There's no doubt the video clips came from the same source material - shot in Alaska, not Ukraine.
Old footage shows an American tank in Bulgaria - not Kyiv
The Vesti Nedeli report went on to suggest that American tanks have been delivered to Ukraine.
It showed a clip of a US M1 Abrams tank being unloaded from a military transport plane, with a voiceover suggesting that the footage was either from the capital, Kyiv, or Lviv, in western Ukraine.
In fact, the footage is from Burgas, Bulgaria, site of a military exercise called Operation Speed and Power in 2015.
Again, it's US Department of Defence footage - a video, external and still images of the unloading were published by the American military, external.
We managed to find the original footage by searching through lists of details of the military hardware in the clip.
And again the details in the two clips match up, proving the falsehood beyond a doubt. Both the original video and the footage shown on Russian TV contain identical details such as a Lukoil truck and a man wearing a high-viz jacket.
Tracking down a Lord Palmerston 'quote' - that he never said
The high profile show also featured discussion about how the US was allegedly "pushing" Ukraine towards war with Russia.
Mr Kiselyov, once dubbed Russia's "chief propagandist", referenced a quote from an unlikely source to lament his country's plight: Lord Palmerston, British Prime Minister during the Crimean War in the 1850s.

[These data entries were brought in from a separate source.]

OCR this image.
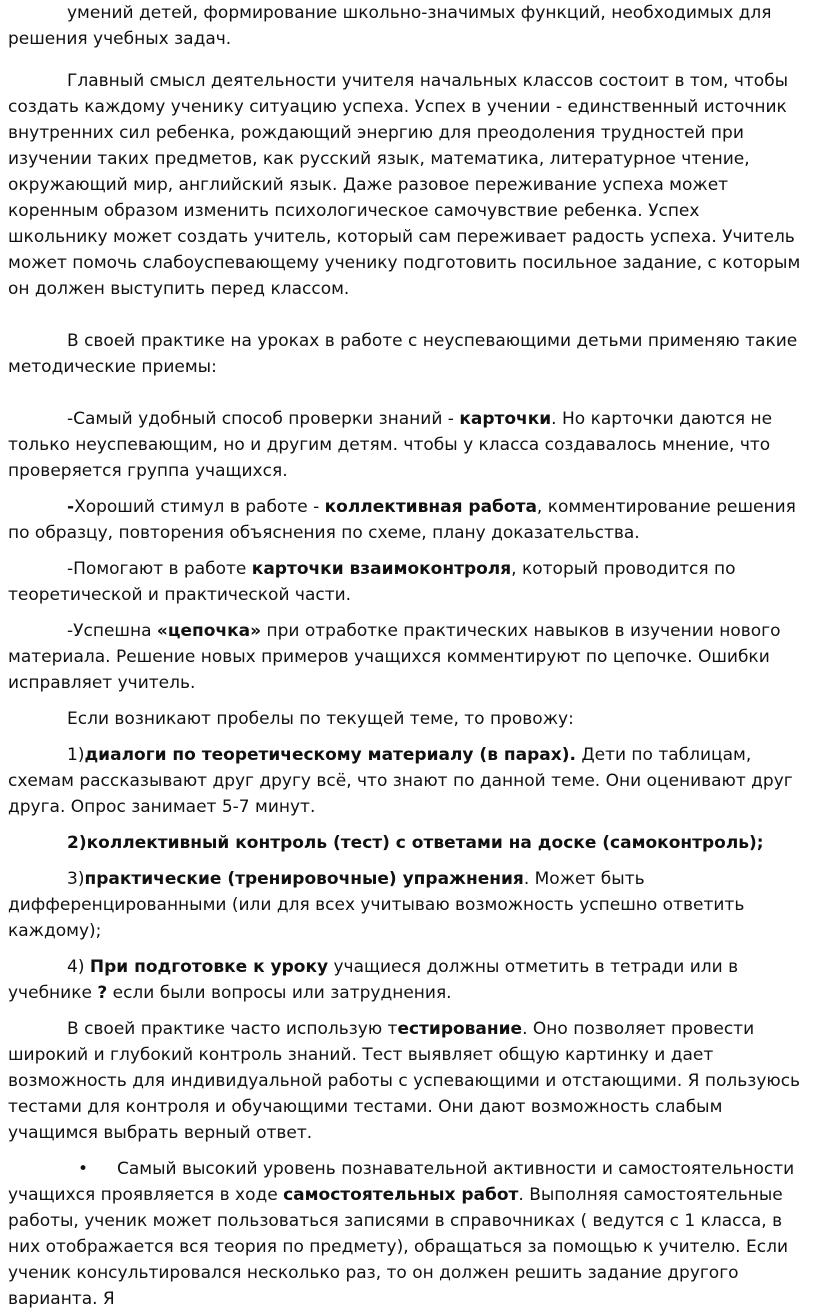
умений детей, формирование школьно-значимых функций, необходимых для
решения учебных задач.

Главный смысл деятельности учителя начальных классов состоит в том, чтобы создать каждому ученику ситуацию успеха. Успех в учении - единственный источник внутренних сил ребенка, рождающий энергию для преодоления трудностей при изучении таких предметов, как русский язык, математика, литературное чтение, окружающий мир, английский язык. Даже разовое переживание успеха может коренным образом изменить психологическое самочувствие ребенка. Успех школьнику может создать учитель, который сам переживает радость успеха. Учитель может помочь слабоуспевающему ученику подготовить посильное задание, с которым он должен выступить перед классом.

В своей практике на уроках в работе с неуспевающими детьми применяю такие методические приемы:

-Самый удобный способ проверки знаний - карточки. Но карточки даются не только неуспевающим, но и другим детям. чтобы у класса создавалось мнение, что проверяется группа учащихся.

-Хороший стимул в работе - коллективная работа, комментирование решения по образцу, повторения объяснения по схеме, плану доказательства.

-Помогают в работе карточки взаимоконтроля, который проводится по теоретической и практической части.

-Успешна «цепочка» при отработке практических навыков в изучении нового материала. Решение новых примеров учащихся комментируют по цепочке. Ошибки исправляет учитель.

Если возникают пробелы по текущей теме, то провожу:

1)диалоги по теоретическому материалу (в парах). Дети по таблицам, схемам рассказывают друг другу всё, что знают по данной теме. Они оценивают друг друга. Опрос занимает 5-7 минут.

2)коллективный контроль (тест) с ответами на доске (самоконтроль);

3)практические (тренировочные) упражнения. Может быть дифференцированными (или для всех учитываю возможность успешно ответить каждому);

4) При подготовке к уроку учащиеся должны отметить в тетради или в учебнике ? если были вопросы или затруднения.

В своей практике часто использую тестирование. Оно позволяет провести широкий и глубокий контроль знаний. Тест выявляет общую картинку и дает возможность для индивидуальной работы с успевающими и отстающими. Я пользуюсь тестами для контроля и обучающими тестами. Они дают возможность слабым учащимся выбрать верный ответ.

• Самый высокий уровень познавательной активности и самостоятельности учащихся проявляется в ходе самостоятельных работ. Выполняя самостоятельные работы, ученик может пользоваться записями в справочниках ( ведутся с 1 класса, в них отображается вся теория по предмету), обращаться за помощью к учителю. Если ученик консультировался несколько раз, то он должен решить задание другого варианта. Я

The presenter quoted him saying: "It's so difficult to live when no-one wages war on Russia."
It was a useful historical argument for Mr Kiselyov's views, with one problem - there's no evidence that Lord Palmerston ever said it.

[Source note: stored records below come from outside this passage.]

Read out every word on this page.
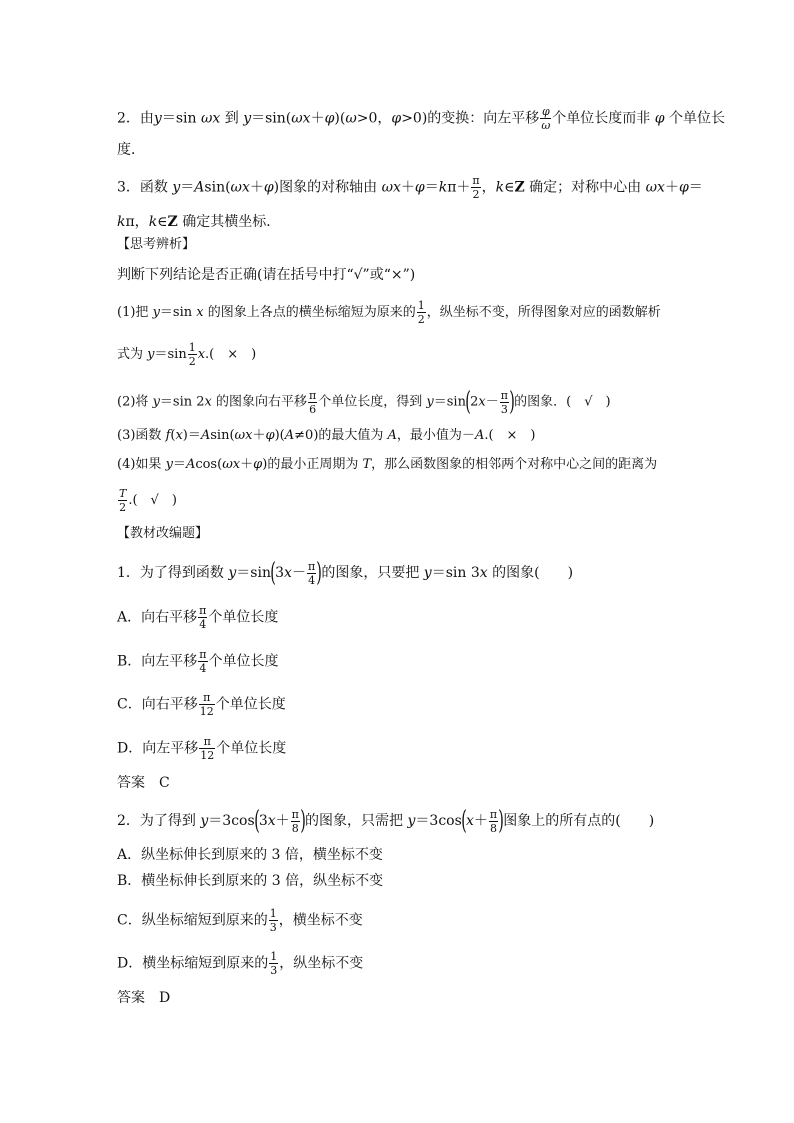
2．由y＝sin ωx 到 y＝sin(ωx＋φ)(ω>0，φ>0)的变换：向左平移 $\frac{\varphi}{\omega}$ 个单位长度而非 φ 个单位长
度．
3．函数 y＝Asin(ωx＋φ)图象的对称轴由 $\omega x+\varphi=k\pi+ \frac{\pi}{2}$ ，k∈Z 确定；对称中心由 ωx＋φ＝
kπ，k∈Z 确定其横坐标．
【思考辨析】
判断下列结论是否正确(请在括号中打“√”或“×”)
(1)把 y＝sin x 的图象上各点的横坐标缩短为原来的 $\frac{1}{2}$ ，纵坐标不变，所得图象对应的函数解析
式为 $y=\sin \frac{1}{2} x$.(　×　)
(2)将 y＝sin 2x 的图象向右平移 $\frac{\pi}{6}$ 个单位长度，得到 $y=\sin(2x- \frac{\pi}{3}$ )的图象．(　√　)
(3)函数 f(x)＝Asin(ωx＋φ)(A≠0)的最大值为 A，最小值为－A.(　×　)
(4)如果 y＝Acos(ωx＋φ)的最小正周期为 T，那么函数图象的相邻两个对称中心之间的距离为
$\frac{T}{2}$ .(　√　)
【教材改编题】
1．为了得到函数 $y=\sin(3x- \frac{\pi}{4}$ )的图象，只要把 y＝sin 3x 的图象(　　)
A．向右平移 $\frac{\pi}{4}$ 个单位长度
B．向左平移 $\frac{\pi}{4}$ 个单位长度
C．向右平移 $\frac{\pi}{12}$ 个单位长度
D．向左平移 $\frac{\pi}{12}$ 个单位长度
答案 C
2．为了得到 $y=3\cos(3x+ \frac{\pi}{8}$ )的图象，只需把 $y=3\cos(x+ \frac{\pi}{8}$ )图象上的所有点的(　　)
A．纵坐标伸长到原来的 3 倍，横坐标不变
B．横坐标伸长到原来的 3 倍，纵坐标不变
C．纵坐标缩短到原来的 $\frac{1}{3}$ ，横坐标不变
D．横坐标缩短到原来的 $\frac{1}{3}$ ，纵坐标不变
答案 D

BBC Monitoring's Russia specialists went in search of the quote but were unable to find a credible record of the former prime minister ever saying it.

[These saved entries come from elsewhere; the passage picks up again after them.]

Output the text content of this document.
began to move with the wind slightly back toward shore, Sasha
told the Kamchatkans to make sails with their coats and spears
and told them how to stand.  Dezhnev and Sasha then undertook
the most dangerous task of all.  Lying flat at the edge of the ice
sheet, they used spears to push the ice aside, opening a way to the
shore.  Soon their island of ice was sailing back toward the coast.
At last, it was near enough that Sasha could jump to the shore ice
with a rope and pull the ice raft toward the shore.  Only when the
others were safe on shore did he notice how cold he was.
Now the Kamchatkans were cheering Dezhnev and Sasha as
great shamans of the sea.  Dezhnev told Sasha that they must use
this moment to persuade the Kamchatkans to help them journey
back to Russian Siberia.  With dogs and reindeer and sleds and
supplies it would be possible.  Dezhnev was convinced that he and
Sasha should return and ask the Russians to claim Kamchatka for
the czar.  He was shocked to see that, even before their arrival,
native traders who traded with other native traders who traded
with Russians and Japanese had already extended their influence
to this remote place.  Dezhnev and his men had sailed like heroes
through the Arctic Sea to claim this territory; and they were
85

The University of Southampton, which holds an extensive Palmerston collection, also found no record of him making these comments. According to the university's archivist, there are no references to it in Palmerston: A Biography by David Brown.
In Russia, Lord Palmerston's observations have been reported as part of a speech he made in the House of Commons on 1 March 1848. But the quote is not in the official transcript of that address, external.
The earliest mention of the remarks that we've found attributed to Lord Palmerston are contained in a work of historical fiction - published in 2011.
The same phrase appeared in a blog post of another Russian fiction writer two years later.
The BBC has attempted to contact Vesti Nedeli for comment.
Analysis by Adam Robinson, Russian media analyst, BBC Monitoring
The main impression being transmitted on Russian state TV seems be that Ukraine and the West are somehow responsible for the upsurge in tensions. But the programmes offer little in the way of details as to what exactly they did to spark the tension.
The gap has been filled by various, at times conflicting theories- a tactic used in the past by Russian state media when Moscow is accused of something, such as during the Salisbury poisonings.
At times, a West bent on weakening Russia is cast as egging Ukraine on, at other times, it is a supposedly bloodthirsty Ukraine trying to drag the West into a war of revenge against Moscow.
There has also been an emphasis on emotional coverage of victims of alleged Ukrainian aggression in the conflict area. Ukraine alleges that Russia is to blame for most ceasefire violations.
Another claim is that Ukraine and the West are massing forces in the region.
But again, details are sketchy, and the footage used to illustrate this has at times been out of date.
So Ukraine says any military activity on its side is a response to the recent Russian military build-up in the region.